Yes, the CIA with its sophisticated spies in the sky failed to find him. And even though they blew up every cave from Iran to Ohio, the air force failed to kill him. So now it’s time to wheel out the human nuke.

Enter, with a fireball in the background and his long hair flowing in the wind, Sylvester Stallone, (who I watched, as had the Doc recently) as Rambo, the 1980s superhero

And guess what? This time he was in Afghanistan ready to stab some Taliban and mastermind a plot which brings Bin Laden to justice by firing a crossbow up his bottom.

We spoke about the movie and then the Doc said something which astounded me. He had watched the previous Rambo 3 movie which was made back in 1988.

Then Rambo was fighting WITH the mujaheddin against the Russians in a film that was dedicated, and I quote, “to the gallant people of Afghanistan”.

I came back to the cabin and looked up this movie on Google and IMDB and found this quote as part of the story line given by Rambo to the Russians: “Every day your war machine loses ground to a bunch of poorly armed and poorly equipped freedom fighters.
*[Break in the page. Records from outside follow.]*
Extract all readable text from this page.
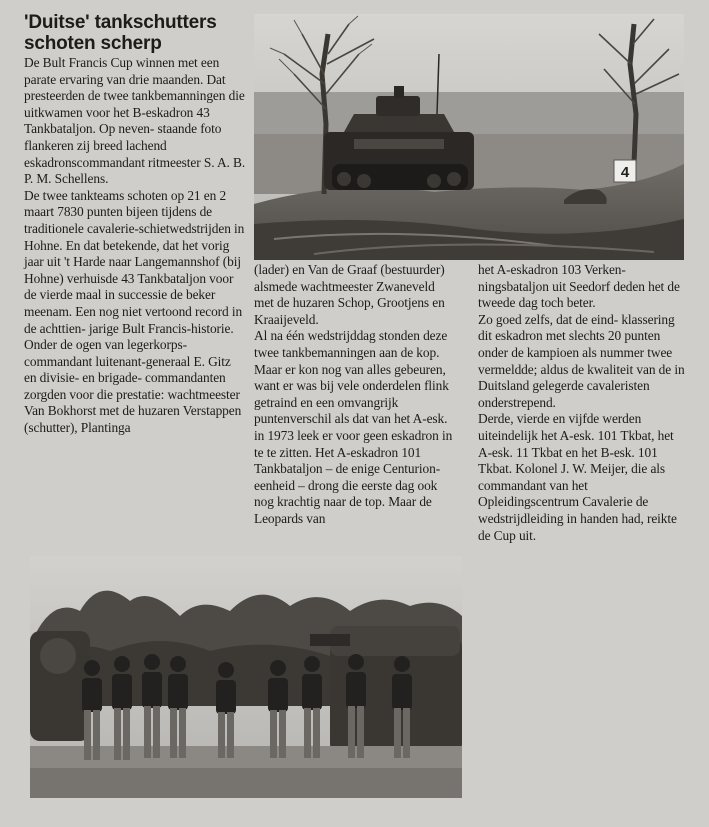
'Duitse' tankschutters schoten scherp

De Bult Francis Cup winnen met een parate ervaring van drie maanden. Dat presteerden de twee tankbemanningen die uitkwamen voor het B-eskadron 43 Tankbataljon. Op neven- staande foto flankeren zij breed lachend eskadronscommandant ritmeester S. A. B. P. M. Schellens.

De twee tankteams schoten op 21 en 2 maart 7830 punten bijeen tijdens de traditionele cavalerie-schietwedstrijden in Hohne. En dat betekende, dat het vorig jaar uit 't Harde naar Langemannshof (bij Hohne) verhuisde 43 Tankbataljon voor de vierde maal in successie de beker meenam. Een nog niet vertoond record in de achttien- jarige Bult Francis-historie.

Onder de ogen van legerkorps- commandant luitenant-generaal E. Gitz en divisie- en brigade- commandanten zorgden voor die prestatie: wachtmeester Van Bokhorst met de huzaren Verstappen (schutter), Plantinga

(lader) en Van de Graaf (bestuurder) alsmede wachtmeester Zwaneveld met de huzaren Schop, Grootjens en Kraaijeveld.

Al na één wedstrijddag stonden deze twee tankbemanningen aan de kop. Maar er kon nog van alles gebeuren, want er was bij vele onderdelen flink getraind en een omvangrijk puntenverschil als dat van het A-esk. in 1973 leek er voor geen eskadron in te te zitten. Het A-eskadron 101 Tankbataljon – de enige Centurion-eenheid – drong die eerste dag ook nog krachtig naar de top. Maar de Leopards van

het A-eskadron 103 Verken- ningsbataljon uit Seedorf deden het de tweede dag toch beter.

Zo goed zelfs, dat de eind- klassering dit eskadron met slechts 20 punten onder de kampioen als nummer twee vermeldde; aldus de kwaliteit van de in Duitsland gelegerde cavaleristen onderstrepend.

Derde, vierde en vijfde werden uiteindelijk het A-esk. 101 Tkbat, het A-esk. 11 Tkbat en het B-esk. 101 Tkbat. Kolonel J. W. Meijer, die als commandant van het Opleidingscentrum Cavalerie de wedstrijdleiding in handen had, reikte de Cup uit.

4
So, come full circle to Afghanistan today and it is therefore no surprise that ” Pete” is a little frustrated and confused. However, this last 12 days he has been enjoying a wonderful vacation with his family and as the letter says…………for the first time in many months he has realized that what he is doing is indeed appreciated by many and the wonderful people who have shared his cruise vacation with him have made him feel exactly what he is………a very special man. He is proud to serve his country and although he is not on the front line, without him the planes would not fly and the war on terror would not be won.
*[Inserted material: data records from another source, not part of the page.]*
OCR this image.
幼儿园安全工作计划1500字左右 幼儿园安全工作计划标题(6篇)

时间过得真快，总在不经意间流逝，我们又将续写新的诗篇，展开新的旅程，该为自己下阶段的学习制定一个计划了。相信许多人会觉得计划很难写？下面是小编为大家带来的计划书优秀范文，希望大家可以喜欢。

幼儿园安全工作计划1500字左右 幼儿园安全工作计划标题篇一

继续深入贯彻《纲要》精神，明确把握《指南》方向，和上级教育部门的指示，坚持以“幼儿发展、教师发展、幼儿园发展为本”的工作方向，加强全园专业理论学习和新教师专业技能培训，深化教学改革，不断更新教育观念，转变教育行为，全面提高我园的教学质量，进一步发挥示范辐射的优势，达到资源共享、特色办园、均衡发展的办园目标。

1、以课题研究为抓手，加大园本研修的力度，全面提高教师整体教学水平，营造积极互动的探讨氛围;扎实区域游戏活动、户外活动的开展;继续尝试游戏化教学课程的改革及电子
This blog is therefore a tribute to all the backroom lads and lassies…………….we salute you all

Goodnight
Your friends
John, Heidi and Sergeant Pete

Hi, I’m John, and this is my blog. So please don’t mistake my opinions — or those of my dear friends, fans or commenters — for those of Carnival Cruise Line or Carnival Corporation. My apologies in advance for anything I may say that upsets you, but this disclaimer covers Carnival and puts the blame directly on me………….. bugger.